皆さんは赤信号や停止線、前の車と車間が詰まった時など、どうやって減速しますか?
『そりゃブレーキ踏むだろ?』
もちろんそうですね。
通常はブレーキを踏んで減速すると思います。
でも、今回はそのブレーキをなるべく使わず停止することで、
ブレーキパッドの無駄な減りを防ぎ、さらに燃費までも向上させてしまう方法を20年以上車に携わってきた整備士がお伝えします。
減速のしかたのクセ
車を運転していると、かなり手前から自分の車が減速しなければならないことがわかっている状況って、結構あると思います。
通過しようとしている交差点の信号が、赤に変わった時。
また、停止線や踏切などが前方に見えている時など。
それでもアクセル踏み続けますか?
直前でブレーキかけてギューッと減速しますか?
結構いるんです、そういう人。
信号が赤だって見ればわかるのに、追越し車線からアクセル踏み続けてぶち抜いて行く人。

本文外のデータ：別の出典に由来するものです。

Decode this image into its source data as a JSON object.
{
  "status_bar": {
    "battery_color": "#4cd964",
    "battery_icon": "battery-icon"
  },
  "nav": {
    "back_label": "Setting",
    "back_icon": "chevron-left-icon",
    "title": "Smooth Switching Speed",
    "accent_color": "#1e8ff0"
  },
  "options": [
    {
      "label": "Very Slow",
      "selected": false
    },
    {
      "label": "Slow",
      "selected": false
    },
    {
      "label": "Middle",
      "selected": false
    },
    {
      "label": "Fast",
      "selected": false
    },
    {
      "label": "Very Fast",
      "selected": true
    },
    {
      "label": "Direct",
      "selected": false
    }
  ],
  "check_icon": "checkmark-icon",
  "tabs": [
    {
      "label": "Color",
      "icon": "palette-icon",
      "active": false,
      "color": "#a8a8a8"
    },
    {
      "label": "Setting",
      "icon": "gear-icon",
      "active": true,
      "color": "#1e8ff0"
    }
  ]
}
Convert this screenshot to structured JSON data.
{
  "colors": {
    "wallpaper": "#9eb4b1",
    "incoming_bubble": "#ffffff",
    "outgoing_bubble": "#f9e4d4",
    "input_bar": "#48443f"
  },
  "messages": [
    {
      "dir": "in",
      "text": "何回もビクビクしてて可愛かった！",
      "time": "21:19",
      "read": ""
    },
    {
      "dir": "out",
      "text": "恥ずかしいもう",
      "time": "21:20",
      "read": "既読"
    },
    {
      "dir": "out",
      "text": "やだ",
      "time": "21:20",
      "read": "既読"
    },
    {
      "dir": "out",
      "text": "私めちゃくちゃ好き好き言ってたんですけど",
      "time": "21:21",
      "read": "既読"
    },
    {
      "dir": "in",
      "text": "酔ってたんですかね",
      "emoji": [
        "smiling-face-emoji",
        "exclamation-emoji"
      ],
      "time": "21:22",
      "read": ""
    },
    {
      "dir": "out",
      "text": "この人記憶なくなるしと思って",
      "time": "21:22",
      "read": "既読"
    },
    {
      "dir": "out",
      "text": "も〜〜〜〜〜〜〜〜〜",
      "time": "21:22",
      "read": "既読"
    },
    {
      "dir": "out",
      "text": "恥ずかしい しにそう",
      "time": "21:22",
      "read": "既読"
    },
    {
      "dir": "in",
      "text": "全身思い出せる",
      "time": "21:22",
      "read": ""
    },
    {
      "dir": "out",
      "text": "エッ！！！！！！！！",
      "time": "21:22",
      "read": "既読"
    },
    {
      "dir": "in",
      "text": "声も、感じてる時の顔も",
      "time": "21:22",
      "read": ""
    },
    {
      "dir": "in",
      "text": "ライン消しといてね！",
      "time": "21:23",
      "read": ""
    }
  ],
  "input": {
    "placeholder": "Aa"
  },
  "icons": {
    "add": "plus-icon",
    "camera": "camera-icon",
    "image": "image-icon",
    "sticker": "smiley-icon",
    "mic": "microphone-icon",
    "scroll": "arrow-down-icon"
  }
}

で、信号直前でほぼ急ブレーキだろうと思えるほどの減速。
あまり言いたくはないですが、何やってんでしょうね?
ガソリンは減るわ、ブレーキパッドは減るわ、タイヤも酷使するわ、良いことなんて1つもないのに、と思います。
まぁ性格の違いで車の運転の仕方も変わるので、しょうがない部分もあると思いますが・・・。
じゃあどんな運転がいいのか?
ブレーキパッドも燃料もあまり減らさない運転は?ということですが、まずは運転中はとにかく周囲に気を配りましょう。
そうすると、前後左右、斜めの車をちゃんと確認できるはずです。
さらには自分が進む先の信号までわかるはずです。
そうすれば自分がスピードを落とし始めなければならない状況がかなり早い段階でわかります。
止まることがわかれば、アクセルから足を離します。
そうすることでエンジンブレーキがかかり、徐々に減速します。
そしてなんと、エンジンブレーキがかかっている間は、一切燃料を噴射しません。
なので燃費もすこぶる良くなります。
(たまに『N』レンジに入れて燃費を稼ごうとする人がいますが、
『N』レンジでは、エンジンはアイドリング状態のままで燃料を噴射し続けているので、燃費は良くなりません)
オマケにある程度停止線に近付くまでブレーキもさほど踏まなくていいので、ブレーキパッドの減りも軽減されます。
もっと強いエンジンブレーキをかけたいなら、シフトダウンをしましょう、普段滅多に使うことのない『D』レンジの下です。
車種によっては『2』とか『1』と書かれていたり、
『S』とか『B』とか書かれていたりしますが、これはミッションの構造の違いで名称が変わるだけなので特に気にしなくて大丈夫です。
まだやったことのない人は、前後の安全を確認の上、40〜60kmくらいからアクセルを離して、『D』より1段下げてみて下さい。
車種によってはかなり強いエンジンブレーキがかかりますので、必ず前後に車がいない時に試してみて下さい。
エコな運転で節約できる金額は?
普段からそんな運転を意識していないと、なかなか難しいと思いますが、
少しずつ練習していくと前方との距離感や、車速の感覚などが養われ、運転技術も向上します。
あと、一番の目的であるブレーキパッドの減りも軽減され、燃料噴射のストップにより燃費も向上と良いことばかりです。
実はこの運転をマスターしている主婦のお客さんVS、体格が良くてビンビン飛ばしてガンガンブレーキ踏む中年おじさんのお客さんで、今までの整備記録簿を比べてみました。
すると驚愕の事実が発覚!
ガンガンブレーキのおじさんは、車検の度に毎回フロントのブレーキパッドを交換して、7年が経過。
すでに4回ブレーキパッドを交換しています。
(車検は3回ですが、初回の車検は3年目で、それまでにパッドがもちませんでした。しかも7年の間にリヤのブレーキパッドも1度交換しています。)
一方、良くエンジンブレーキを使っている主婦の方はなんと、13年間1度もブレーキパッドを交換しておりませんでした。
もちろん新車からウチで整備しているので間違いありません。
13年目の6回目の車検で初めてブレーキパッドを交換しました。しかもフロントだけ。
凄くないですか?
もしおじさんが主婦の方と同じ年数乗っていたら、フロントだけで7回は交換しているはずです。
フロントパッドの交換は、工賃込みで約2万円(車種により前後します。)
すると、フロントブレーキパッドだけで約12万円の差が!
リヤのパッドや、タイヤの減り、燃費なども計算すれば、驚きの差が出ることでしょう。
こういった細かいことですが、長期間に渡って比べてみると、意外なほど節約できることってあるんですね。
エンジンブレーキとシフトダウン、是非マスターしてみて下さい。